И только заботы жизни, вязкая ее суета заземляют, уравновешивают его. 

 

*    *    *

 

Жалок человек и наивен, когда говорит: “Оставьте меня в покое, дайте же мне покой!”

Потому что — если в нем самом нет покоя, кто может его ему дать?               

И если оставить такого в пустой и оглохшей комнате — наедине с собой, он сам начинает через весьма малое время рваться наружу, искать событий, людей.

Ибо — страсти его, пребывая праздными, выползают наружу, присматриваются, к чему бы здесь прицепиться, на кого бы напасть. Начинают шикать, шипеть, поднимая головы, перебраниваются на разные голоса.

И мысли его раздваиваются, спорят между собой. Будто в пьесе какой, где спорят бранчливые А и Б.

И чувства, не находя волнореза, разбалтываются, выходят из берегов. Начинается наводнение, ураган.

Гибнет княжна Тараканова в мутной темной воде.

 

*    *    *

 

Удивительно, как человек изворотлив, как он живуч! Чем только не способен гордиться, хвастаться человек! Что только в себе не отыщет, чтобы сделать точкой опоры, рычагом, мир поворачивающим к себе.

— У меня — самые малосольные огурцы!

— У меня — самая больная в больнице печень!

— У меня — самые черные мысли, каких не было никогда и ни у кого!

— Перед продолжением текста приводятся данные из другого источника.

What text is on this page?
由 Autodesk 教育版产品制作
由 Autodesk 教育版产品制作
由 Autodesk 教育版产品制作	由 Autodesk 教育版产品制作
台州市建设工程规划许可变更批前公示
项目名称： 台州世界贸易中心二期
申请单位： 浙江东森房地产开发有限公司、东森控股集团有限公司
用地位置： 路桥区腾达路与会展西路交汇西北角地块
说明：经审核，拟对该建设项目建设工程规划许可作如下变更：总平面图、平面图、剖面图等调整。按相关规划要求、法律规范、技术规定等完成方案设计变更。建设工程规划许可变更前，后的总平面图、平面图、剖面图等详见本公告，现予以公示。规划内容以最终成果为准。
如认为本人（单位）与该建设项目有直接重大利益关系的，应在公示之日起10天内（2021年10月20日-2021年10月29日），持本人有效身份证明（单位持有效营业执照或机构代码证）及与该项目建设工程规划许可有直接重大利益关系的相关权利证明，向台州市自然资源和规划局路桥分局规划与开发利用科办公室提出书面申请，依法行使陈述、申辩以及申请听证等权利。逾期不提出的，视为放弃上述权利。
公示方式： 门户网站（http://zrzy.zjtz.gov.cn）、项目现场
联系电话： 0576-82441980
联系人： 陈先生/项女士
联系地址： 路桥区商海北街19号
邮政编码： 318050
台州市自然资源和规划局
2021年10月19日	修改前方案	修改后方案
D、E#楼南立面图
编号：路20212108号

— А у меня — самые-самые непростительные грехи!

 

*    *    *

 

Удивительно, как беспомощен человек, как хрупок, словно обложенный скорлупой. Стоит ему лишь услышать тихое: “А я тебя не люблю”, — как в нем что-то хрустнет, зазвенит, треснет, оборвется, и тьмою зальет глаза…

И тогда он резко так вскочит и лицо спрячет, и обхватит руками голову, и пойдет  не разбирая дороги, и побежит, побежит…

 

*    *    *

 

— Заведу собаку, — говорит человек. — Пусть она будет меня любить, видеть во мне своего хозяина, уважать. Будет меня безропотно слушаться, преданно глядеть в глаза, драться за меня и кусаться, а если надо, то и умрет за меня!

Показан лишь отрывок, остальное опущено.